Whoa whoa whoa slow down there folks...

Some people seemed to have misrecognised those keys as YAML.

It was NEVER meant to be YAML.

The idea was to use something more like MIME headers.

We all agreed that we DIDN'T want the format to be too heavy, and going with MIME or MIME-alike seemed the sweet spot in terms of ease of parsing and standardization vs extensibility.

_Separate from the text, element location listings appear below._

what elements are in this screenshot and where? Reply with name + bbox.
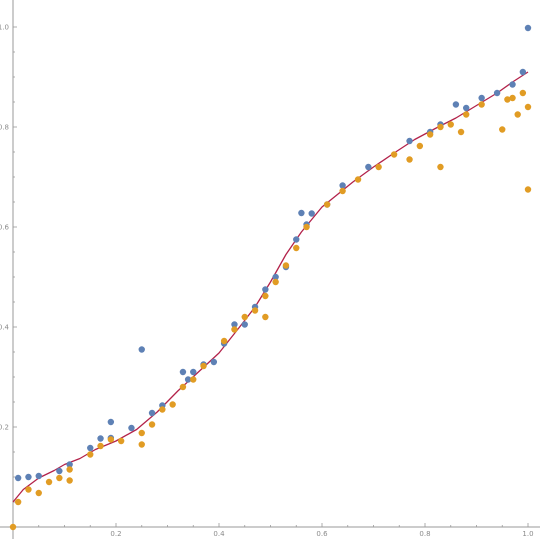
x-tick-label: 0.8 <box>419 530 430 538</box>
y-tick-label: 0.8 <box>0 124 9 132</box>
orange-data-point <box>97 442 104 450</box>
blue-data-point <box>14 474 22 482</box>
orange-data-point <box>159 406 166 413</box>
orange-data-point <box>519 89 527 97</box>
orange-data-point <box>509 94 516 102</box>
orange-data-point <box>524 103 532 111</box>
orange-data-point <box>200 362 207 370</box>
orange-data-point <box>107 436 115 443</box>
orange-data-point <box>220 337 228 345</box>
orange-data-point <box>9 523 17 531</box>
fit-curve-layer <box>12 71 529 503</box>
x-tick-label: 0.2 <box>110 530 121 538</box>
orange-data-point <box>87 451 94 458</box>
blue-data-point <box>35 472 42 480</box>
blue-data-point <box>519 68 527 76</box>
blue-data-point <box>56 467 63 475</box>
y-tick-label: 0.4 <box>0 324 10 332</box>
orange-data-point <box>437 123 444 131</box>
blue-data-point <box>190 368 197 376</box>
blue-data-point <box>478 94 485 102</box>
orange-data-point <box>293 244 300 252</box>
orange-data-point <box>190 376 197 383</box>
blue-data-point <box>509 81 516 88</box>
orange-data-point <box>406 156 413 163</box>
blue-data-point <box>25 473 32 481</box>
orange-data-point <box>457 128 465 136</box>
blue-data-point <box>107 418 115 426</box>
blue-data-point <box>128 424 135 432</box>
x-tick-label: 0.6 <box>316 530 328 538</box>
blue-data-point <box>241 321 248 328</box>
orange-data-point <box>524 186 532 193</box>
blue-data-point <box>148 409 156 417</box>
blue-data-point <box>184 376 192 383</box>
orange-data-point <box>241 313 248 321</box>
orange-data-point <box>179 383 187 391</box>
y-tick-label: 0.6 <box>0 224 10 232</box>
x-tick-label: 0.4 <box>213 530 225 538</box>
blue-data-point <box>493 89 501 97</box>
orange-data-point <box>66 466 73 473</box>
blue-data-point <box>452 101 460 108</box>
orange-data-point <box>354 176 362 183</box>
blue-data-point <box>262 286 269 293</box>
orange-data-point <box>339 187 346 195</box>
orange-data-point <box>45 478 53 486</box>
orange-data-point <box>169 401 176 408</box>
orange-data-point <box>437 163 444 171</box>
orange-data-point <box>463 111 470 118</box>
blue-data-point <box>210 358 218 366</box>
chart-ticks: 0.2 0.4 0.6 0.8 1.0 0.2 0.4 0.6 0.8 1.0 <box>0 24 534 539</box>
blue-data-point <box>463 104 470 112</box>
y-tick-label: 1.0 <box>0 24 9 32</box>
orange-data-point <box>447 121 454 128</box>
data-points-layer <box>9 24 532 531</box>
orange-data-point <box>375 163 382 171</box>
orange-data-point <box>478 101 485 108</box>
blue-data-point <box>66 461 73 468</box>
orange-data-point <box>303 223 310 231</box>
orange-data-point <box>66 477 73 484</box>
orange-data-point <box>138 429 145 437</box>
blue-data-point <box>406 137 413 145</box>
orange-data-point <box>499 126 506 133</box>
blue-data-point <box>87 444 94 452</box>
blue-data-point <box>272 273 279 281</box>
orange-data-point <box>262 292 269 300</box>
orange-data-point <box>25 486 32 493</box>
orange-data-point <box>416 142 424 150</box>
orange-data-point <box>262 313 269 321</box>
orange-data-point <box>117 437 125 445</box>
orange-data-point <box>504 96 511 103</box>
blue-data-point <box>138 346 145 353</box>
blue-data-point <box>339 182 346 189</box>
orange-data-point <box>148 421 156 428</box>
orange-data-point <box>514 111 521 118</box>
blue-data-point <box>298 209 305 217</box>
orange-data-point <box>231 326 238 333</box>
orange-data-point <box>390 151 398 158</box>
fit-curve <box>12 71 529 503</box>
orange-data-point <box>272 278 279 286</box>
orange-data-point <box>56 474 63 482</box>
blue-data-point <box>179 368 187 376</box>
blue-data-point <box>231 321 238 328</box>
blue-data-point <box>365 163 372 171</box>
orange-data-point <box>14 498 22 506</box>
orange-data-point <box>251 307 259 314</box>
blue-data-point <box>293 236 300 243</box>
x-tick-label: 1.0 <box>522 530 533 538</box>
blue-data-point <box>524 24 532 32</box>
y-tick-label: 0.2 <box>0 424 9 432</box>
orange-data-point <box>282 262 290 269</box>
orange-data-point <box>323 201 331 208</box>
orange-data-point <box>35 489 42 497</box>
blue-data-point <box>308 210 315 217</box>
blue-data-point <box>97 435 104 442</box>
orange-data-point <box>138 441 145 448</box>
orange-data-point <box>426 131 434 138</box>
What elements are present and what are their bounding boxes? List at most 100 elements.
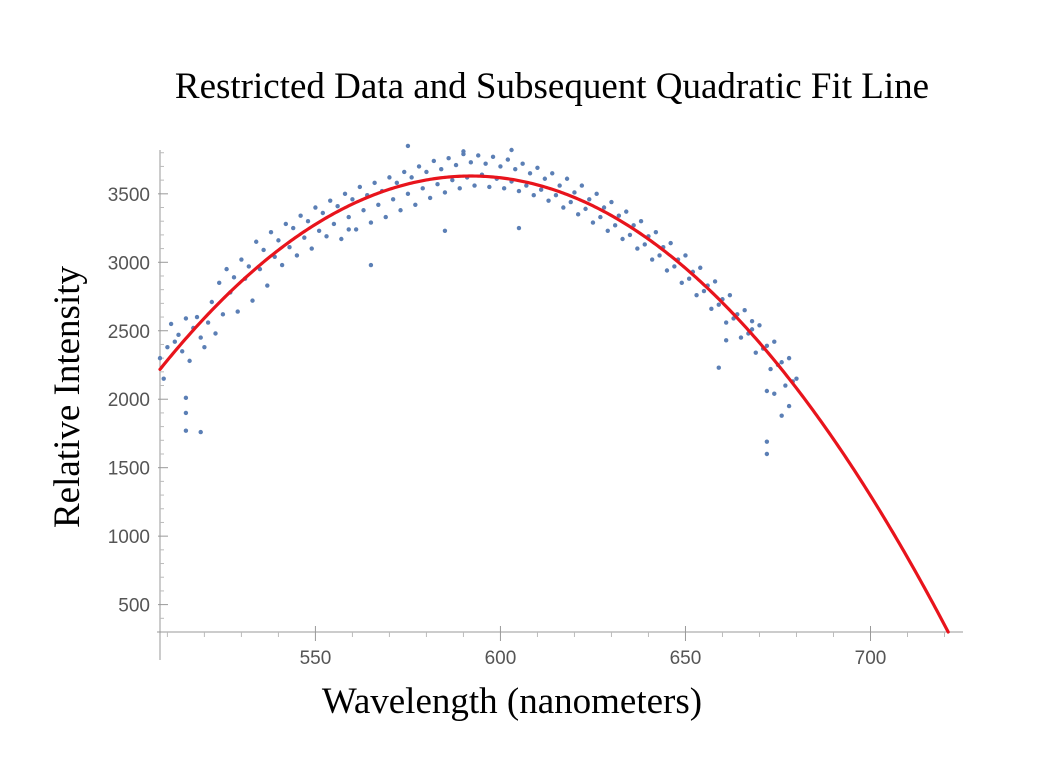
data-point <box>194 314 200 320</box>
y-tick-label: 2000 <box>108 390 150 411</box>
data-point <box>716 302 721 307</box>
data-point <box>231 275 237 280</box>
data-point <box>405 191 411 197</box>
data-point <box>198 335 203 340</box>
data-point <box>487 184 492 190</box>
data-point <box>590 220 596 225</box>
data-point <box>383 214 388 220</box>
data-point <box>664 268 670 273</box>
data-point <box>501 186 507 191</box>
data-point <box>786 403 792 409</box>
data-point <box>353 227 359 232</box>
data-point <box>779 413 784 418</box>
data-point <box>368 220 374 225</box>
data-point <box>575 212 581 217</box>
data-point <box>294 253 300 258</box>
data-point <box>446 156 451 161</box>
data-point <box>442 228 448 233</box>
x-tick-label: 650 <box>670 648 702 669</box>
data-point <box>402 169 407 175</box>
data-point <box>287 245 292 250</box>
data-point <box>605 228 610 233</box>
data-point <box>727 292 733 298</box>
data-point <box>220 312 226 317</box>
y-tick-label: 500 <box>118 596 150 617</box>
ticks <box>158 152 945 641</box>
data-point <box>405 143 411 149</box>
data-point <box>413 202 418 207</box>
data-point <box>635 246 640 251</box>
data-point <box>457 186 462 191</box>
data-point <box>265 283 270 288</box>
data-point <box>749 318 755 324</box>
data-point <box>516 188 522 194</box>
data-point <box>716 365 721 370</box>
data-point <box>342 191 348 197</box>
data-point <box>420 186 425 191</box>
data-point <box>376 202 381 207</box>
data-point <box>579 183 585 188</box>
data-point <box>394 180 400 186</box>
data-point <box>324 234 329 239</box>
data-point <box>468 160 474 165</box>
data-point <box>161 376 166 381</box>
data-point <box>631 223 636 228</box>
data-point <box>302 235 307 240</box>
data-point <box>516 225 522 231</box>
data-point <box>472 183 477 188</box>
data-point <box>649 257 655 262</box>
data-point <box>753 350 758 355</box>
data-point <box>254 239 259 244</box>
data-point <box>779 360 784 365</box>
data-point <box>668 240 673 246</box>
data-point <box>757 323 762 328</box>
data-point <box>505 157 511 162</box>
data-point <box>309 246 314 251</box>
data-point <box>546 198 551 203</box>
data-point <box>772 391 777 396</box>
tick-labels: 550 600 650 700 500 1000 1500 2000 2500 3000 3500 <box>108 185 887 669</box>
data-point <box>723 338 729 343</box>
data-point <box>357 184 363 190</box>
data-point <box>538 187 544 192</box>
data-point <box>346 214 351 220</box>
data-point <box>698 265 703 270</box>
data-point <box>594 191 599 197</box>
data-point <box>764 388 770 394</box>
fit-line-group <box>158 174 950 634</box>
data-point <box>361 208 366 213</box>
y-axis-title: Relative Intensity <box>47 265 88 528</box>
data-point <box>339 236 344 242</box>
data-point <box>450 177 455 183</box>
y-tick-label: 1000 <box>108 527 150 548</box>
data-point <box>409 175 414 180</box>
y-tick-label: 3500 <box>108 185 150 206</box>
data-point <box>427 195 433 201</box>
data-point <box>424 169 429 175</box>
x-tick-label: 600 <box>485 648 517 669</box>
data-point <box>209 299 215 305</box>
data-point <box>172 339 178 344</box>
data-point <box>768 366 773 372</box>
data-point <box>686 276 692 281</box>
data-point <box>742 308 747 313</box>
data-point <box>520 161 525 166</box>
data-point <box>213 331 218 336</box>
data-point <box>694 292 699 298</box>
data-point <box>772 339 777 344</box>
data-point <box>268 229 274 235</box>
data-point <box>157 355 163 361</box>
data-point <box>276 238 281 243</box>
data-point <box>712 279 718 284</box>
data-point <box>283 221 289 227</box>
fit-line <box>158 174 950 634</box>
data-point <box>783 383 788 388</box>
data-point <box>657 253 662 258</box>
data-point <box>564 176 570 181</box>
data-point <box>235 309 240 314</box>
data-point <box>461 149 466 154</box>
y-tick-label: 2500 <box>108 322 150 343</box>
data-point <box>531 192 536 198</box>
data-point <box>180 349 185 354</box>
data-point <box>335 203 340 209</box>
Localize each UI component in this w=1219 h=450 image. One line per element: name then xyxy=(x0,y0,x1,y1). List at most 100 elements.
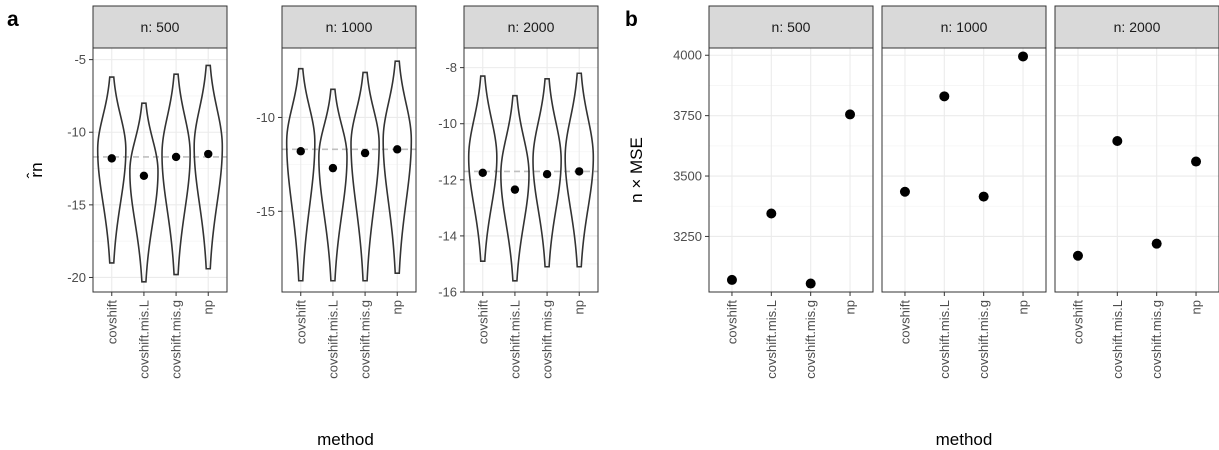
mse-point-covshift.mis.g xyxy=(805,278,816,289)
y-tick-label: 3250 xyxy=(673,229,702,244)
x-tick-label: covshift.mis.g xyxy=(803,300,818,379)
violin-np xyxy=(382,60,413,275)
y-tick-label: -5 xyxy=(74,52,86,67)
mean-point-covshift.mis.L xyxy=(510,185,520,194)
x-tick-label: covshift.mis.L xyxy=(764,300,779,379)
facet-strip-label: n: 2000 xyxy=(508,19,555,35)
x-tick-label: covshift.mis.L xyxy=(507,300,522,379)
mse-point-covshift.mis.L xyxy=(766,208,777,219)
facet-strip xyxy=(281,5,417,49)
mean-point-covshift.mis.g xyxy=(360,148,370,158)
x-tick-label: covshift xyxy=(475,300,490,344)
panel-b: n: 500 3250 3500 3750 4000 covshift covshift.m… xyxy=(627,5,1219,449)
violin-covshift.mis.L xyxy=(318,88,348,282)
panel-border xyxy=(708,47,874,293)
y-axis-title: n × MSE xyxy=(627,137,646,203)
y-tick-label: -12 xyxy=(438,172,457,187)
mean-point-covshift xyxy=(296,147,305,156)
mean-point-covshift.mis.g xyxy=(542,170,552,179)
violin-covshift.mis.L xyxy=(500,94,530,282)
facet-2: n: 1000 -15 -10 covshift covshift.mis.L covsh… xyxy=(256,5,417,379)
facet-strip-label: n: 500 xyxy=(141,19,180,35)
violin-covshift xyxy=(96,76,127,264)
y-tick-label: -15 xyxy=(256,204,275,219)
mse-point-covshift xyxy=(899,186,910,197)
x-tick-label: covshift xyxy=(1070,300,1085,344)
y-tick-label: -8 xyxy=(445,60,457,75)
y-axis-title: r̂n xyxy=(26,162,46,178)
mean-point-np xyxy=(204,149,213,159)
facet-1: n: 500 3250 3500 3750 4000 covshift covshift.m… xyxy=(673,5,874,379)
y-tick-label: -10 xyxy=(256,110,275,125)
mse-point-np xyxy=(1191,156,1202,167)
mse-point-np xyxy=(845,109,856,120)
x-axis-title: method xyxy=(936,430,993,449)
y-tick-label: -14 xyxy=(438,228,457,243)
mean-point-covshift.mis.L xyxy=(328,163,338,173)
violin-covshift.mis.g xyxy=(161,73,191,276)
facet-strip-label: n: 2000 xyxy=(1114,19,1161,35)
mean-point-covshift.mis.g xyxy=(171,152,181,162)
facet-1: n: 500 -20 -15 -10 -5 covshift covshift.mis.L c… xyxy=(67,5,228,379)
violin-covshift.mis.g xyxy=(532,78,562,268)
mse-point-covshift.mis.L xyxy=(939,91,950,102)
mean-point-np xyxy=(575,167,584,176)
x-tick-label: covshift.mis.g xyxy=(1149,300,1164,379)
violin-np xyxy=(564,72,595,268)
violin-covshift.mis.L xyxy=(129,102,159,283)
x-tick-label: covshift.mis.L xyxy=(1110,300,1125,379)
y-tick-label: -10 xyxy=(67,125,86,140)
violin-covshift.mis.g xyxy=(350,71,380,282)
x-tick-label: covshift.mis.g xyxy=(169,300,184,379)
y-tick-label: -10 xyxy=(438,116,457,131)
mean-point-covshift xyxy=(107,154,116,163)
x-tick-label: covshift.mis.L xyxy=(136,300,151,379)
x-tick-label: np xyxy=(1189,300,1204,314)
y-tick-label: -16 xyxy=(438,285,457,300)
x-tick-label: covshift xyxy=(724,300,739,344)
y-tick-label: -20 xyxy=(67,270,86,285)
panel-border xyxy=(281,47,417,293)
panel-b-letter: b xyxy=(625,8,638,31)
y-tick-label: 3500 xyxy=(673,169,702,184)
panel-background xyxy=(709,48,873,292)
x-axis-title: method xyxy=(317,430,374,449)
mse-point-np xyxy=(1018,51,1029,62)
x-tick-label: np xyxy=(843,300,858,314)
panel-background xyxy=(882,48,1046,292)
x-tick-label: covshift xyxy=(897,300,912,344)
panel-border xyxy=(881,47,1047,293)
panel-background xyxy=(282,48,416,292)
panel-a-letter: a xyxy=(7,8,19,31)
panel-border xyxy=(463,47,599,293)
mean-point-np xyxy=(393,145,402,154)
panel-background xyxy=(93,48,227,292)
panel-border xyxy=(92,47,228,293)
panel-border xyxy=(1054,47,1219,293)
facet-3: n: 2000 covshift covshift.mis.L covshift.mi… xyxy=(1054,5,1219,379)
mse-point-covshift xyxy=(1072,250,1083,261)
panel-a: n: 500 -20 -15 -10 -5 covshift covshift.mis.L c… xyxy=(26,5,599,449)
facet-strip xyxy=(92,5,228,49)
mean-point-covshift.mis.L xyxy=(139,171,149,181)
mse-point-covshift.mis.g xyxy=(1151,238,1162,249)
facet-strip-label: n: 1000 xyxy=(941,19,988,35)
x-tick-label: np xyxy=(201,300,216,314)
mean-point-covshift xyxy=(478,168,487,178)
x-tick-label: covshift.mis.L xyxy=(937,300,952,379)
violin-np xyxy=(193,64,224,270)
facet-3: n: 2000 -16 -14 -12 -10 -8 covshift covshift.mi… xyxy=(438,5,599,379)
x-tick-label: covshift.mis.g xyxy=(358,300,373,379)
mse-point-covshift.mis.g xyxy=(978,191,989,202)
y-tick-label: -15 xyxy=(67,197,86,212)
mse-point-covshift xyxy=(726,274,737,285)
y-tick-label: 3750 xyxy=(673,108,702,123)
facet-strip xyxy=(881,5,1047,49)
x-tick-label: covshift.mis.L xyxy=(325,300,340,379)
x-tick-label: covshift.mis.g xyxy=(976,300,991,379)
x-tick-label: np xyxy=(390,300,405,314)
y-tick-label: 4000 xyxy=(673,48,702,63)
mse-point-covshift.mis.L xyxy=(1112,136,1123,147)
x-tick-label: np xyxy=(1016,300,1031,314)
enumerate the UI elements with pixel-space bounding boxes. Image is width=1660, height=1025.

Having YAML in the TAP spec would complicate things greatly, especially as the YAML spec includes things like multi-line strings. And it would mean that we'd have to deal with YAML error events, JSON-style parsing and a bunch of other things that are problematic.

It's NOT ease to parse at all, not compared to the current relative simplicity of TAP at the moment.

Adam K

Jonathan T. Rockway wrote:
 not ok 2 - omg t3h sooper test!!1!
 --- TAP diagnostics
 file:        foo.t


Why aren't we commenting the YAML block so that it's compatible with current TAP parsers? I'm thinking something like this:

not ok 2 - ensure that foo is equal to bar
# --- !!tap/diagnostics
# file: foo.t
# line: 42
# got:
#      - !!perl/foobar
#          key: value
# expected:
#      - !!perl/foobar
#         key: ~
# etc: (and so on)

The commented section is raw YAML goodness, AND this format is compatible with current TAP parsers. I'm liking this a lot, especially since I can use it Right Now (tm) by doing diag(Dump($data)).

Any reason this shouldn't be the standard? It's easy to parse, it's easy to read.

Would it be acecptable if I patched Test::More to start outputing it's expected/got messages in YAML instead of a plain text format?